Garrett slapped his desk. “Damn. I was planning to—” He stopped short. “Oh. That’s how you knew.”
Jimmy tapped the side of his head. “Dan isn’t the only one with keen powers of observation.”
Apparently not. “You still have a friend in the records department at DHS?”
“I have friends every—”
“Yes, but answer the question.”
“I do have a contact there.”
“Works from home or office?”
“She works from home.”
“Can you send her an email? Ask for a favor?”
“Which would be?”
“I don’t care. Anything that makes her enter the archived records. Ten years or older. After you’ve forwarded her email address to me.”
“This sounds a little skeezy. Are you contemplating something inappropriate?”
“It’s my opinion that all the records should be public. That’s why they’re called public records. As citizens, we have a constitutional right—”
“Yadda yadda yadda. But answer the question.”
“You don’t want to know.”
“Right.” He snarfed down the last bite of his sandwich. “I’ll forward the email address.”
Garrett didn’t have to wait long. Once he received the email, he could ID Jimmy’s friend’s IP address. Once he had that, all he needed to do was to get into the DHS database, wait for that IP address to make its appearance, and follow it inside, mirroring the keystrokes to create a back door.
Hacking in public records was astonishingly easy. Granted, he had major computer skills, but he wasn’t the only one who did. Given the importance of online data to modern society, you’d think there would be more protection.
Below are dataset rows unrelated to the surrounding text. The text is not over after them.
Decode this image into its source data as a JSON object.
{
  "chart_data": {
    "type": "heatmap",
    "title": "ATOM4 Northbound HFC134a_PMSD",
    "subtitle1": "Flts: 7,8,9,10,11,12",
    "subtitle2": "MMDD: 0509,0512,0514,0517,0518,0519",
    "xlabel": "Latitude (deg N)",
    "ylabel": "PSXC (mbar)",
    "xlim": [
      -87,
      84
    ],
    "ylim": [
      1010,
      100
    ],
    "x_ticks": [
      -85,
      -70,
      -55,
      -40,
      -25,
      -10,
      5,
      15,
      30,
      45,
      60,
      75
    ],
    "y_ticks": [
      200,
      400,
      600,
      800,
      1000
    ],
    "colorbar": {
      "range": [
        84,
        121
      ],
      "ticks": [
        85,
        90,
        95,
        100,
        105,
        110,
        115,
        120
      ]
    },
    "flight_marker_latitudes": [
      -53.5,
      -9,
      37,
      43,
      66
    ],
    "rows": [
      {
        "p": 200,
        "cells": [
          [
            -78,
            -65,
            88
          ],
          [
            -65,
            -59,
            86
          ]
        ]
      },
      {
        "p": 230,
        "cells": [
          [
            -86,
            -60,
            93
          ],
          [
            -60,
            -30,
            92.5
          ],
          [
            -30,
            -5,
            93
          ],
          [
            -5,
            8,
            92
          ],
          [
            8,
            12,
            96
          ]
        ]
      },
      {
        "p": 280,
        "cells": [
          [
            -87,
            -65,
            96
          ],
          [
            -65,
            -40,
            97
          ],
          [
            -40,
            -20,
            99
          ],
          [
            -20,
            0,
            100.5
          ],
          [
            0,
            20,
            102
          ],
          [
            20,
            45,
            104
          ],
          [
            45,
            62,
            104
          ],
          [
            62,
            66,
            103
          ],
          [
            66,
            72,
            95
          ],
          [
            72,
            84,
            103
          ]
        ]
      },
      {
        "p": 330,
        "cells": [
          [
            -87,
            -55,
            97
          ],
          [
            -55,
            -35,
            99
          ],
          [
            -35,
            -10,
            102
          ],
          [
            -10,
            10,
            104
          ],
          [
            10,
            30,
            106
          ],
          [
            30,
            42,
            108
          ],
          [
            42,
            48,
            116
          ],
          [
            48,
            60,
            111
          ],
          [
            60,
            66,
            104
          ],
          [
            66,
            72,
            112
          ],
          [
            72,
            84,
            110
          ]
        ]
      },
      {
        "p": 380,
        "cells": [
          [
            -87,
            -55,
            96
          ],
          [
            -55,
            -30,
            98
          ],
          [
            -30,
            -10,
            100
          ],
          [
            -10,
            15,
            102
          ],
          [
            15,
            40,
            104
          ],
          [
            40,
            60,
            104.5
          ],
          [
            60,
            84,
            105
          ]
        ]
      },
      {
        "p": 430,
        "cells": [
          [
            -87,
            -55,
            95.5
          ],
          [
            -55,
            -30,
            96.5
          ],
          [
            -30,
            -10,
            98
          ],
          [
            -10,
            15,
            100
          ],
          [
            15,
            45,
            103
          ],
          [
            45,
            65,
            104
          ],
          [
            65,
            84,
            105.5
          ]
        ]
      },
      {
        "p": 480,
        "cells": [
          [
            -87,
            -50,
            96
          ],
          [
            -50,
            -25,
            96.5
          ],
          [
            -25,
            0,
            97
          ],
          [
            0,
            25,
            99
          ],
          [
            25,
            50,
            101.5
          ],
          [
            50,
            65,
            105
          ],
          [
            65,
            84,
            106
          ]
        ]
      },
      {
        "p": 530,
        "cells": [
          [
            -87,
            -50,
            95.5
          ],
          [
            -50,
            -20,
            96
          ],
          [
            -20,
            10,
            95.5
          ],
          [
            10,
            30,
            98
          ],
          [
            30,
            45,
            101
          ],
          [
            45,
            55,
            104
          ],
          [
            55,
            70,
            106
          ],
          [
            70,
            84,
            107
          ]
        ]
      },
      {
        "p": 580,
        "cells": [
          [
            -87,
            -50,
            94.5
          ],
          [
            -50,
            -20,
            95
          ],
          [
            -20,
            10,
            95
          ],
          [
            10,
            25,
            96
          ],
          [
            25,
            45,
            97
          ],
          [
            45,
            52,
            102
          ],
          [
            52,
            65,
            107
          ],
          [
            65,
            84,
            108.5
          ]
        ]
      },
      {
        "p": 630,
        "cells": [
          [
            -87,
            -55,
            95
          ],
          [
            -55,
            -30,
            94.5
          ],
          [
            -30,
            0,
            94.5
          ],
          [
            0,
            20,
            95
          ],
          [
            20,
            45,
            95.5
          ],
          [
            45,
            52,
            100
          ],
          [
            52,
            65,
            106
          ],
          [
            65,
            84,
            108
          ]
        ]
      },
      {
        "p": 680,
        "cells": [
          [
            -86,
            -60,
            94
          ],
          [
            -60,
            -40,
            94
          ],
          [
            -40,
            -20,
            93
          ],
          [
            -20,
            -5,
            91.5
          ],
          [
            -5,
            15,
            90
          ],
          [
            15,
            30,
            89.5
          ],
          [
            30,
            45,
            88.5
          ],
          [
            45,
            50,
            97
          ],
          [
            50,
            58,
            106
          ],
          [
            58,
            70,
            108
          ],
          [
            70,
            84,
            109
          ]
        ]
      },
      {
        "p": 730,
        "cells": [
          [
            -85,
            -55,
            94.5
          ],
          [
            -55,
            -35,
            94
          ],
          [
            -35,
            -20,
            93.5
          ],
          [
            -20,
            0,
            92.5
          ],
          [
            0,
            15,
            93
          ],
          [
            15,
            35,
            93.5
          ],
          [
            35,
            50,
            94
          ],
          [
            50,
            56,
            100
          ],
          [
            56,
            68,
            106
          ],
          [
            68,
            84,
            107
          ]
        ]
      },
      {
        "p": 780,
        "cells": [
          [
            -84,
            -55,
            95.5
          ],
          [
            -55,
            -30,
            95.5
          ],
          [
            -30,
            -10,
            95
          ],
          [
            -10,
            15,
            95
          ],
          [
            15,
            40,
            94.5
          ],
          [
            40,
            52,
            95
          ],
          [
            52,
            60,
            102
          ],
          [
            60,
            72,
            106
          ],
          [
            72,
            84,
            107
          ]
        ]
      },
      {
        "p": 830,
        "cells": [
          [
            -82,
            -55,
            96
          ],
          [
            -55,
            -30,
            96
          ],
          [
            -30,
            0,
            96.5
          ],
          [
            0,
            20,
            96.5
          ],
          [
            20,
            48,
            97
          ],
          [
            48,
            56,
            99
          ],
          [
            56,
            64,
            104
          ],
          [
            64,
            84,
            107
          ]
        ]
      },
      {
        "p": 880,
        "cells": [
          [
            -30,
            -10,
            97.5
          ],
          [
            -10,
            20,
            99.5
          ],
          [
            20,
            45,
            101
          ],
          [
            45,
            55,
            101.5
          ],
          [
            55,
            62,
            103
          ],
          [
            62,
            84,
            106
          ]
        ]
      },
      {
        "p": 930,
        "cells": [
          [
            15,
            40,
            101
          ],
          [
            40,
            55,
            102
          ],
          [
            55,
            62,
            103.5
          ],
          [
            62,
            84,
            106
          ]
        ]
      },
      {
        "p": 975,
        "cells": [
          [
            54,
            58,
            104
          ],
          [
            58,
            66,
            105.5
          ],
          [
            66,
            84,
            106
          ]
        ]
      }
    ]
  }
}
Government couldn’t keep pace with the continuing exponential increase in hacker skills.
At first, he was disappointed. Just as the divorce petition had suggested, there was no child of the marriage between Alice and Jack. But he kept digging, following links, hopscotching around the records for that period, searching for connections.
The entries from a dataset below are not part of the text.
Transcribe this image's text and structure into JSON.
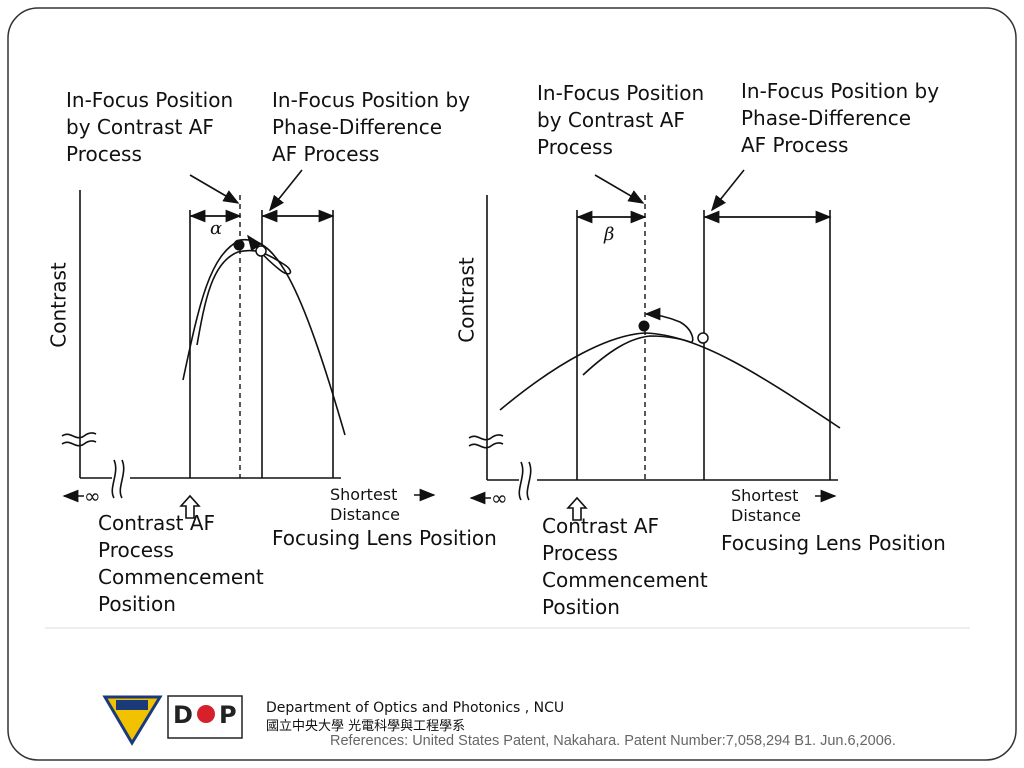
{
  "left_panel": {
    "contrast_label": [
      "In-Focus Position",
      "by Contrast AF",
      "Process"
    ],
    "phase_label": [
      "In-Focus Position by",
      "Phase-Difference",
      "AF Process"
    ],
    "symbol": "α",
    "y_axis": "Contrast",
    "x_start": "∞",
    "x_end": [
      "Shortest",
      "Distance"
    ],
    "commencement": [
      "Contrast AF",
      "Process",
      "Commencement",
      "Position"
    ],
    "x_axis": "Focusing Lens Position"
  },
  "right_panel": {
    "contrast_label": [
      "In-Focus Position",
      "by Contrast AF",
      "Process"
    ],
    "phase_label": [
      "In-Focus Position by",
      "Phase-Difference",
      "AF Process"
    ],
    "symbol": "β",
    "y_axis": "Contrast",
    "x_start": "∞",
    "x_end": [
      "Shortest",
      "Distance"
    ],
    "commencement": [
      "Contrast AF",
      "Process",
      "Commencement",
      "Position"
    ],
    "x_axis": "Focusing Lens Position"
  },
  "footer": {
    "logo": {
      "left": "D",
      "right": "P"
    },
    "department": "Department of Optics and Photonics , NCU",
    "chinese_name": "國立中央大學 光電科學與工程學系",
    "reference": "References: United States Patent, Nakahara. Patent Number:7,058,294 B1. Jun.6,2006."
  }
}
Until he found something. Bingo.
The first problem was that the child was not “of the marriage.” The child was born before the marriage. Just barely, but before.
The second problem was that the records had been erased.
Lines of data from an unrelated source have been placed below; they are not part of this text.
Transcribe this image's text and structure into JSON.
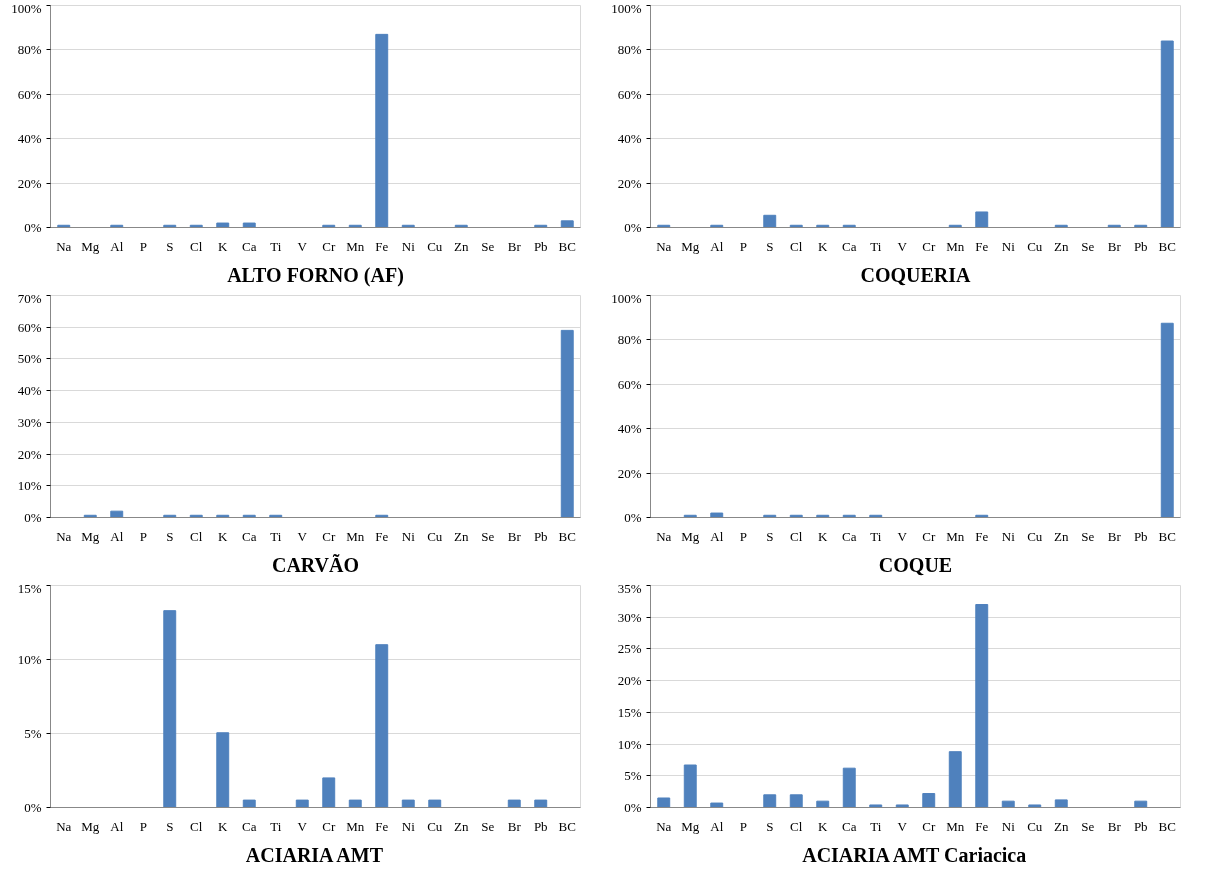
{
  "chart_data": [
    {
      "type": "bar",
      "title": "ALTO FORNO (AF)",
      "categories": [
        "Na",
        "Mg",
        "Al",
        "P",
        "S",
        "Cl",
        "K",
        "Ca",
        "Ti",
        "V",
        "Cr",
        "Mn",
        "Fe",
        "Ni",
        "Cu",
        "Zn",
        "Se",
        "Br",
        "Pb",
        "BC"
      ],
      "values": [
        1,
        0,
        1,
        0,
        1,
        1,
        2,
        2,
        0,
        0,
        1,
        1,
        87,
        1,
        0,
        1,
        0,
        0,
        1,
        3
      ],
      "color": "#4f81bd",
      "ylim": [
        0,
        100
      ],
      "yticks": [
        {
          "value": 0,
          "label": "0%"
        },
        {
          "value": 20,
          "label": "20%"
        },
        {
          "value": 40,
          "label": "40%"
        },
        {
          "value": 60,
          "label": "60%"
        },
        {
          "value": 80,
          "label": "80%"
        },
        {
          "value": 100,
          "label": "100%"
        }
      ],
      "grid": "y"
    },
    {
      "type": "bar",
      "title": "COQUERIA",
      "categories": [
        "Na",
        "Mg",
        "Al",
        "P",
        "S",
        "Cl",
        "K",
        "Ca",
        "Ti",
        "V",
        "Cr",
        "Mn",
        "Fe",
        "Ni",
        "Cu",
        "Zn",
        "Se",
        "Br",
        "Pb",
        "BC"
      ],
      "values": [
        1,
        0,
        1,
        0,
        5.5,
        1,
        1,
        1,
        0,
        0,
        0,
        1,
        7,
        0,
        0,
        1,
        0,
        1,
        1,
        84
      ],
      "color": "#4f81bd",
      "ylim": [
        0,
        100
      ],
      "yticks": [
        {
          "value": 0,
          "label": "0%"
        },
        {
          "value": 20,
          "label": "20%"
        },
        {
          "value": 40,
          "label": "40%"
        },
        {
          "value": 60,
          "label": "60%"
        },
        {
          "value": 80,
          "label": "80%"
        },
        {
          "value": 100,
          "label": "100%"
        }
      ],
      "grid": "y"
    },
    {
      "type": "bar",
      "title": "CARVÃO",
      "categories": [
        "Na",
        "Mg",
        "Al",
        "P",
        "S",
        "Cl",
        "K",
        "Ca",
        "Ti",
        "V",
        "Cr",
        "Mn",
        "Fe",
        "Ni",
        "Cu",
        "Zn",
        "Se",
        "Br",
        "Pb",
        "BC"
      ],
      "values": [
        0,
        0.7,
        2,
        0,
        0.7,
        0.7,
        0.7,
        0.7,
        0.7,
        0,
        0,
        0,
        0.7,
        0,
        0,
        0,
        0,
        0,
        0,
        59
      ],
      "color": "#4f81bd",
      "ylim": [
        0,
        70
      ],
      "yticks": [
        {
          "value": 0,
          "label": "0%"
        },
        {
          "value": 10,
          "label": "10%"
        },
        {
          "value": 20,
          "label": "20%"
        },
        {
          "value": 30,
          "label": "30%"
        },
        {
          "value": 40,
          "label": "40%"
        },
        {
          "value": 50,
          "label": "50%"
        },
        {
          "value": 60,
          "label": "60%"
        },
        {
          "value": 70,
          "label": "70%"
        }
      ],
      "grid": "y"
    },
    {
      "type": "bar",
      "title": "COQUE",
      "categories": [
        "Na",
        "Mg",
        "Al",
        "P",
        "S",
        "Cl",
        "K",
        "Ca",
        "Ti",
        "V",
        "Cr",
        "Mn",
        "Fe",
        "Ni",
        "Cu",
        "Zn",
        "Se",
        "Br",
        "Pb",
        "BC"
      ],
      "values": [
        0,
        1,
        2,
        0,
        1,
        1,
        1,
        1,
        1,
        0,
        0,
        0,
        1,
        0,
        0,
        0,
        0,
        0,
        0,
        87.5
      ],
      "color": "#4f81bd",
      "ylim": [
        0,
        100
      ],
      "yticks": [
        {
          "value": 0,
          "label": "0%"
        },
        {
          "value": 20,
          "label": "20%"
        },
        {
          "value": 40,
          "label": "40%"
        },
        {
          "value": 60,
          "label": "60%"
        },
        {
          "value": 80,
          "label": "80%"
        },
        {
          "value": 100,
          "label": "100%"
        }
      ],
      "grid": "y"
    },
    {
      "type": "bar",
      "title": "ACIARIA AMT",
      "categories": [
        "Na",
        "Mg",
        "Al",
        "P",
        "S",
        "Cl",
        "K",
        "Ca",
        "Ti",
        "V",
        "Cr",
        "Mn",
        "Fe",
        "Ni",
        "Cu",
        "Zn",
        "Se",
        "Br",
        "Pb",
        "BC"
      ],
      "values": [
        0,
        0,
        0,
        0,
        13.3,
        0,
        5.05,
        0.5,
        0,
        0.5,
        2,
        0.5,
        11,
        0.5,
        0.5,
        0,
        0,
        0.5,
        0.5,
        0
      ],
      "color": "#4f81bd",
      "ylim": [
        0,
        15
      ],
      "yticks": [
        {
          "value": 0,
          "label": "0%"
        },
        {
          "value": 5,
          "label": "5%"
        },
        {
          "value": 10,
          "label": "10%"
        },
        {
          "value": 15,
          "label": "15%"
        }
      ],
      "grid": "y"
    },
    {
      "type": "bar",
      "title": "ACIARIA AMT Cariacica",
      "categories": [
        "Na",
        "Mg",
        "Al",
        "P",
        "S",
        "Cl",
        "K",
        "Ca",
        "Ti",
        "V",
        "Cr",
        "Mn",
        "Fe",
        "Ni",
        "Cu",
        "Zn",
        "Se",
        "Br",
        "Pb",
        "BC"
      ],
      "values": [
        1.5,
        6.7,
        0.7,
        0,
        2,
        2,
        1,
        6.2,
        0.4,
        0.4,
        2.2,
        8.8,
        32,
        1,
        0.4,
        1.2,
        0,
        0,
        1,
        0
      ],
      "color": "#4f81bd",
      "ylim": [
        0,
        35
      ],
      "yticks": [
        {
          "value": 0,
          "label": "0%"
        },
        {
          "value": 5,
          "label": "5%"
        },
        {
          "value": 10,
          "label": "10%"
        },
        {
          "value": 15,
          "label": "15%"
        },
        {
          "value": 20,
          "label": "20%"
        },
        {
          "value": 25,
          "label": "25%"
        },
        {
          "value": 30,
          "label": "30%"
        },
        {
          "value": 35,
          "label": "35%"
        }
      ],
      "grid": "y"
    }
  ]
}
A lesser hacker might’ve missed this altogether, because someone had entered this database and deliberately expunged the birth certificate and everything relating to the child’s birth.
A baby girl. So far he could tell, never even given a name. The certificate just read: BABY GIRL
The trouble with putting things on a cloud storage system, of course, was that nothing ever completely disappeared. Despite someone’s best efforts to bury the birth certificate, he managed to find it.
Dan did have a sister. Half-sister, or so it appeared. The certificate listed his mother as the baby’s mother, though this was several years before she married, divorced, remarried, and gave birth to Dan.
And Dan knew nothing about it. Which meant that, despite everything that family had been through, no one had ever mentioned the girl to him. Not once.
How was that even possible? No one was that good at keeping a secret. And even if his parents were, wouldn’t someone else know? A sibling, a grandparent, a best friend—someone?
And why would anyone want to cover up the existence of a little girl anyway?
He found no reference to this child anywhere else, though to be sure, his search was impacted severely by the fact that he didn’t have a name. The most logical conclusion would be that the baby did not survive. He found no parallel death certificate, but it was possible it had gone the same way as the birth certificate, except more effectively.
What was the big secret?
He didn’t know the answers and he had few clues to move forward, except maybe one. The birth certificate did have the names of the delivering doctor and the attending nurse. A quick search revealed that the nurse had died three years ago, but the doctor was still alive. Retired and in his early eighties, but alive.
Is it possible he knew something about this? A major long shot—but when all you had were long shots, that was the trail you followed.
Everything about this made his stomach hurt. Who would have the power to hide records, bury trails, erase a person from existence? What did they want so desperately to hide?
And what would they be willing to do to maintain the secret?
He didn’t have any answers. But he needed to be very careful. Because if anyone discovered he was excavating long buried secrets—the next unseen assassin might be coming for him.